Il était une fois un voleur singulièrement malfaisant et cruel. Les textes anciens ne nous révèlent pas son nom. On sait qu’il vivait sous le règne du sage empereur Go-Sanjo Tenno, peu après l’an mille. Son histoire fait songer à celle de Jean Valjean, le héros du roman de Victor Hugo : Les Misérables.
On se souvient de l’épisode où Jean Valjean, évadé du bagne, est accueilli avec bonté par Mgr Myriel, l’évêque de Digne. Au matin, Jean Valjean s’enfuit en emportant un plat d’argent et deux chandeliers. Arrêté par les gendarmes, traîné devant l’évêque, il l’entend avec stupéfaction déclarer : « Cet homme n’a pas volé, je lui ai offert ce plat d’argent et ces deux chandeliers, laissez-le aller en paix. »
Alors… une petite lumière s’éveille dans l’âme endurcie du bagnard, une petite lumière qui va transformer sa vie.
Dans ce conte zen, le voleur est un bandit de grand chemin, sans foi ni loi, et à la différence de Jean Valjean il a volé bien autre chose qu’un pain. Mais les deux histoires sont jumelles.
En ce temps-là, vivait aux environs de Heian-Kyo, dans un temple perdu dans la forêt, un moine connu pour sa grande sagesse, nommé Shichiri Kojun. Ce soir-là, le saint homme était seul. Il récitait des sûtras au pied d’une statue du bouddha. Soudain, la porte du temple s’ouvre à la volée. Un homme d’aspect effrayant, grossièrement vêtu, fait irruption dans la salle de prière. II met sur la gorge de Shichiri sa longue épée effilée : « Moine, donne-moi l’argent des offrandes ou je te coupe la tête et la fais rouler au pied des autels. »
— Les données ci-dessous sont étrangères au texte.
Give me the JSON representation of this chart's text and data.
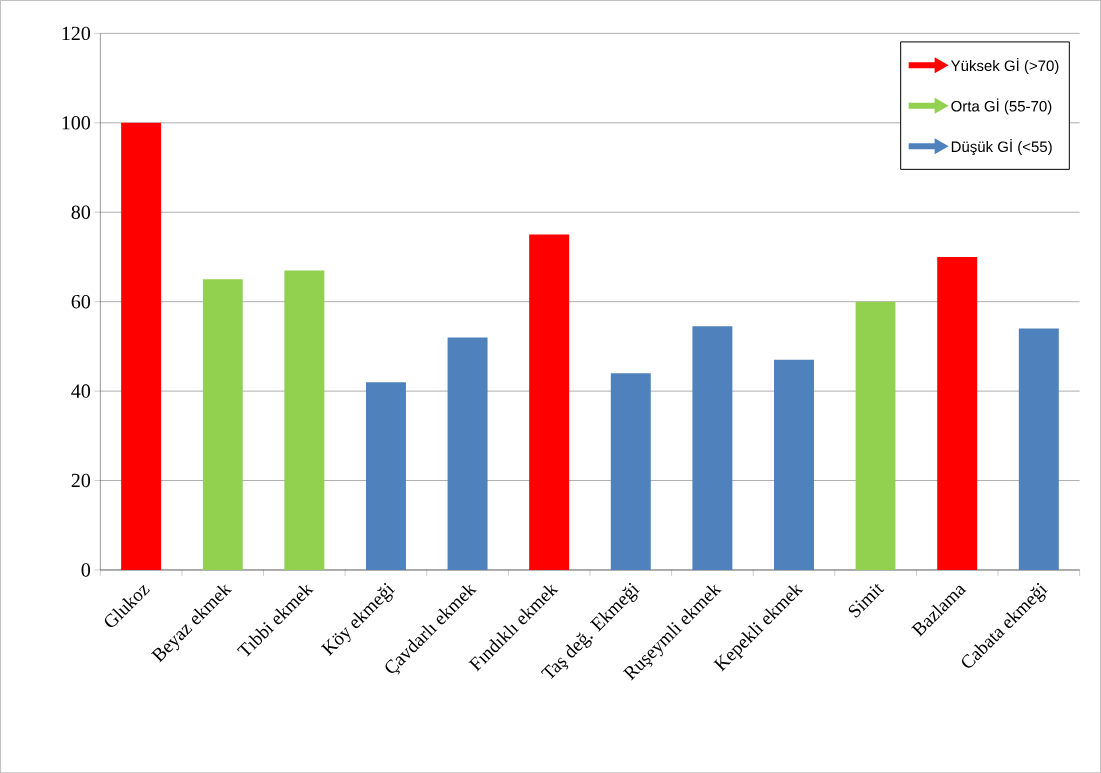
{
  "chart_data": {
    "type": "bar",
    "categories": [
      "Glukoz",
      "Beyaz ekmek",
      "Tıbbi ekmek",
      "Köy ekmeği",
      "Çavdarlı ekmek",
      "Fındıklı ekmek",
      "Taş değ. Ekmeği",
      "Ruşeymli ekmek",
      "Kepekli ekmek",
      "Simit",
      "Bazlama",
      "Cabata ekmeği"
    ],
    "series": [
      {
        "name": "Yüksek Gİ (>70)",
        "color": "#ff0000",
        "values": [
          100,
          null,
          null,
          null,
          null,
          75,
          null,
          null,
          null,
          null,
          70,
          null
        ]
      },
      {
        "name": "Orta Gİ (55-70)",
        "color": "#92d050",
        "values": [
          null,
          65,
          67,
          null,
          null,
          null,
          null,
          null,
          null,
          60,
          null,
          null
        ]
      },
      {
        "name": "Düşük Gİ (<55)",
        "color": "#4f81bd",
        "values": [
          null,
          null,
          null,
          42,
          52,
          null,
          44,
          54.5,
          47,
          null,
          null,
          54
        ]
      }
    ],
    "ylim": [
      0,
      120
    ],
    "yticks": [
      0,
      20,
      40,
      60,
      80,
      100,
      120
    ],
    "grid": "y",
    "legend": "top right"
  }
}
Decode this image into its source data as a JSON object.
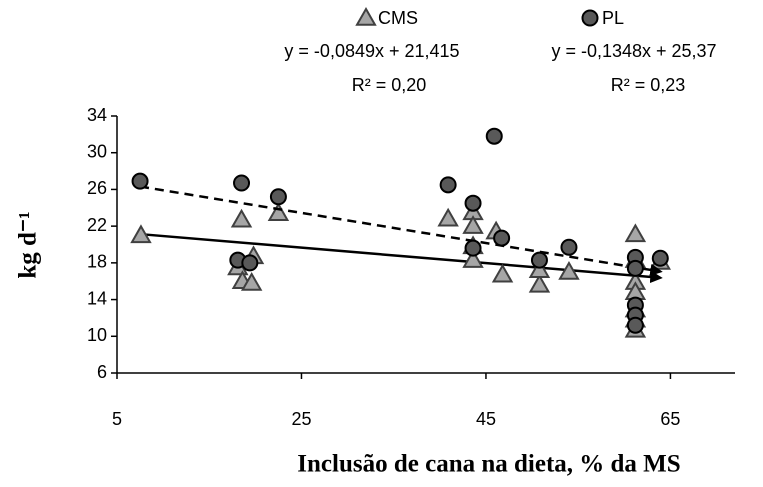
{
  "chart_data": {
    "type": "scatter",
    "x_label": "Inclusão de cana na dieta, % da MS",
    "y_label": "kg d⁻¹",
    "xlim": [
      5,
      72
    ],
    "xticks": [
      5,
      25,
      45,
      65
    ],
    "ylim": [
      6,
      34
    ],
    "yticks": [
      6,
      10,
      14,
      18,
      22,
      26,
      30,
      34
    ],
    "trendline": true,
    "series": [
      {
        "name": "CMS",
        "marker": "triangle",
        "color": "#a6a6a6",
        "line_style": "solid",
        "equation": "y = -0,0849x + 21,415",
        "r2": "R² = 0,20",
        "x": [
          7.6,
          18.1,
          18.5,
          18.6,
          19.8,
          19.6,
          22.5,
          40.9,
          43.6,
          43.6,
          43.6,
          43.6,
          46.1,
          46.8,
          50.8,
          50.8,
          54,
          61.2,
          61.2,
          61.2,
          61.2,
          61.2,
          61.2,
          61.2,
          63.9
        ],
        "values": [
          21.0,
          17.5,
          22.7,
          16.0,
          18.7,
          15.8,
          23.4,
          22.8,
          23.5,
          22.0,
          19.8,
          18.3,
          21.4,
          16.7,
          15.6,
          17.2,
          17.0,
          21.1,
          18.3,
          15.9,
          14.8,
          12.9,
          11.8,
          10.7,
          18.1
        ]
      },
      {
        "name": "PL",
        "marker": "circle",
        "color": "#595959",
        "line_style": "dashed",
        "equation": "y = -0,1348x + 25,37",
        "r2": "R² = 0,23",
        "x": [
          7.5,
          18.5,
          18.1,
          19.4,
          22.5,
          40.9,
          43.6,
          43.6,
          45.9,
          46.7,
          50.8,
          54,
          61.2,
          61.2,
          61.2,
          61.2,
          61.2,
          63.9
        ],
        "values": [
          26.9,
          26.7,
          18.3,
          18.0,
          25.2,
          26.5,
          24.5,
          19.6,
          31.8,
          20.7,
          18.3,
          19.7,
          18.6,
          17.4,
          13.4,
          12.3,
          11.2,
          18.5
        ]
      }
    ]
  }
}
Shichiri était installé en Siddhasana (la posture de méditation), le dos droit, les genoux repliés, il garda la position et pas un muscle de son visage ne tressaillit : « Prends l’argent qui est dans le vase des offrandes, ne me dérange pas dans mes prières. »
Et il reprit la récitation des sûtras.
Le voleur se dirigea vers l’endroit indiqué et commença à remplir ses poches. Dans sa hâte, il faisait tinter les pièces, et parfois un juron lui échappait quand l’une d’elles roulait sur le sol. Il fallait reconnaître qu’il était embarrassé par sa grande épée.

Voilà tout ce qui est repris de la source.